学位論文要旨



No 115797
著者(漢字) 志野,好伸
著者(英字)
著者(カナ) シノ,ヨシノブ
標題(和) 韓愈試論 : 破壊の後に、幽霊と伴に
標題(洋)
報告番号 115797
報告番号 甲15797
学位授与日 2001.03.29
学位種別 課程博士
学位種類 博士(文学)
学位記番号 博人社第315号
研究科 人文社会系研究科
専攻 アジア文化研究専攻
論文審査委員 主査: 東京大学 教授 丘山,新
 東京大学 教授 川原,秀城
 東京大学 助教授 小島,毅
 東京大学 助教授 大木,康
 東京大学 助教授 中島,隆博
内容要旨 要旨を表示する

 中唐期に生を享けた韓愈の課題は、「道が破壊された後に道を全う」(「与孟尚書書」)することであった。この課題を引き受けるにあたり、韓愈はしばしば幽霊(鬼神)の存在に言及する。本稿はなぜ韓愈がそうせざるをえなかったのかをを探り、それを通して上述の課題に韓愈がどう答えたのかを明らかにしようとするものである。

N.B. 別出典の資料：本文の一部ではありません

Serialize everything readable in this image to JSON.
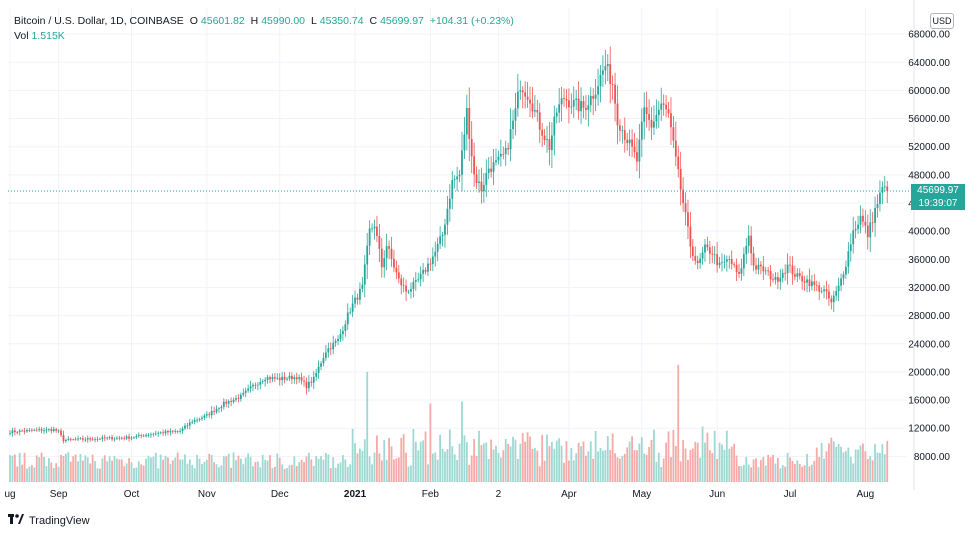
{
  "header": {
    "symbol": "Bitcoin / U.S. Dollar, 1D, COINBASE",
    "o_label": "O",
    "o_value": "45601.82",
    "h_label": "H",
    "h_value": "45990.00",
    "l_label": "L",
    "l_value": "45350.74",
    "c_label": "C",
    "c_value": "45699.97",
    "change": "+104.31 (+0.23%)"
  },
  "volume_label": {
    "label": "Vol",
    "value": "1.515K"
  },
  "currency_button": "USD",
  "last_price": {
    "price": "45699.97",
    "countdown": "19:39:07"
  },
  "brand": "TradingView",
  "colors": {
    "up": "#26a69a",
    "down": "#ef5350",
    "up_vol": "#9fd8d2",
    "down_vol": "#f6a9a6",
    "grid": "#f0f3fa",
    "text": "#131722"
  },
  "chart_data": {
    "type": "candlestick",
    "title": "Bitcoin / U.S. Dollar, 1D, COINBASE",
    "y_ticks": [
      8000,
      12000,
      16000,
      20000,
      24000,
      28000,
      32000,
      36000,
      40000,
      44000,
      48000,
      52000,
      56000,
      60000,
      64000,
      68000
    ],
    "y_tick_labels": [
      "8000.00",
      "12000.00",
      "16000.00",
      "20000.00",
      "24000.00",
      "28000.00",
      "32000.00",
      "36000.00",
      "40000.00",
      "44000.00",
      "48000.00",
      "52000.00",
      "56000.00",
      "60000.00",
      "64000.00",
      "68000.00"
    ],
    "ylim": [
      4000,
      71000
    ],
    "x_ticks": [
      {
        "day": 0,
        "label": "ug"
      },
      {
        "day": 20,
        "label": "Sep"
      },
      {
        "day": 50,
        "label": "Oct"
      },
      {
        "day": 81,
        "label": "Nov"
      },
      {
        "day": 111,
        "label": "Dec"
      },
      {
        "day": 142,
        "label": "2021",
        "bold": true
      },
      {
        "day": 173,
        "label": "Feb"
      },
      {
        "day": 201,
        "label": "2"
      },
      {
        "day": 230,
        "label": "Apr"
      },
      {
        "day": 260,
        "label": "May"
      },
      {
        "day": 291,
        "label": "Jun"
      },
      {
        "day": 321,
        "label": "Jul"
      },
      {
        "day": 352,
        "label": "Aug"
      }
    ],
    "total_days": 361,
    "last_close": 45699.97,
    "close_anchors": [
      [
        0,
        11500
      ],
      [
        10,
        11700
      ],
      [
        18,
        11800
      ],
      [
        20,
        11500
      ],
      [
        22,
        10300
      ],
      [
        35,
        10500
      ],
      [
        50,
        10700
      ],
      [
        60,
        11300
      ],
      [
        70,
        11600
      ],
      [
        75,
        13000
      ],
      [
        81,
        13800
      ],
      [
        88,
        15500
      ],
      [
        95,
        16500
      ],
      [
        100,
        18000
      ],
      [
        105,
        19200
      ],
      [
        111,
        19000
      ],
      [
        118,
        19300
      ],
      [
        122,
        18000
      ],
      [
        125,
        19000
      ],
      [
        130,
        23000
      ],
      [
        135,
        24500
      ],
      [
        140,
        28900
      ],
      [
        145,
        32000
      ],
      [
        148,
        40000
      ],
      [
        150,
        41000
      ],
      [
        153,
        35000
      ],
      [
        155,
        38000
      ],
      [
        160,
        33000
      ],
      [
        163,
        31500
      ],
      [
        167,
        32500
      ],
      [
        170,
        34000
      ],
      [
        175,
        37000
      ],
      [
        178,
        39500
      ],
      [
        182,
        47000
      ],
      [
        185,
        48000
      ],
      [
        188,
        57000
      ],
      [
        191,
        48000
      ],
      [
        194,
        46000
      ],
      [
        197,
        49000
      ],
      [
        200,
        49500
      ],
      [
        204,
        51000
      ],
      [
        208,
        57000
      ],
      [
        210,
        61000
      ],
      [
        214,
        59000
      ],
      [
        218,
        55000
      ],
      [
        222,
        52000
      ],
      [
        225,
        57000
      ],
      [
        228,
        59000
      ],
      [
        232,
        58000
      ],
      [
        236,
        57500
      ],
      [
        240,
        59500
      ],
      [
        245,
        63500
      ],
      [
        248,
        61000
      ],
      [
        250,
        56000
      ],
      [
        254,
        53000
      ],
      [
        258,
        50000
      ],
      [
        261,
        57000
      ],
      [
        264,
        55000
      ],
      [
        268,
        58000
      ],
      [
        271,
        56500
      ],
      [
        274,
        50000
      ],
      [
        277,
        44000
      ],
      [
        280,
        38000
      ],
      [
        283,
        35000
      ],
      [
        286,
        37500
      ],
      [
        289,
        37000
      ],
      [
        292,
        35000
      ],
      [
        296,
        36000
      ],
      [
        300,
        33500
      ],
      [
        304,
        39500
      ],
      [
        306,
        35000
      ],
      [
        310,
        34500
      ],
      [
        315,
        33000
      ],
      [
        320,
        35000
      ],
      [
        324,
        33500
      ],
      [
        328,
        33000
      ],
      [
        332,
        32000
      ],
      [
        335,
        31500
      ],
      [
        338,
        29800
      ],
      [
        341,
        32000
      ],
      [
        344,
        35500
      ],
      [
        347,
        40000
      ],
      [
        350,
        42000
      ],
      [
        353,
        39500
      ],
      [
        356,
        43000
      ],
      [
        359,
        46000
      ],
      [
        361,
        45700
      ]
    ],
    "volume_spikes": [
      {
        "day": 147,
        "value": 20000
      },
      {
        "day": 173,
        "value": 15500
      },
      {
        "day": 186,
        "value": 15800
      },
      {
        "day": 275,
        "value": 21000
      }
    ]
  }
}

 韓愈の独自性は、同時代に生きた盟友とも言うべき柳宗元と比較することで際立つ。柳宗元は、韓愈を批判し、天と人との間に干渉を認めず、鬼神を問題にすべきでないと言う。それは確かに合理的な考え方ではある。けれども見方を変えれば、天や鬼神の人に対する介入、他者の自己に対する非調和的な介入について語った韓愈の方が、目前の不合理を糊塗せず、それだけ「破壊の後」という事態について深く考察したのだとも言える。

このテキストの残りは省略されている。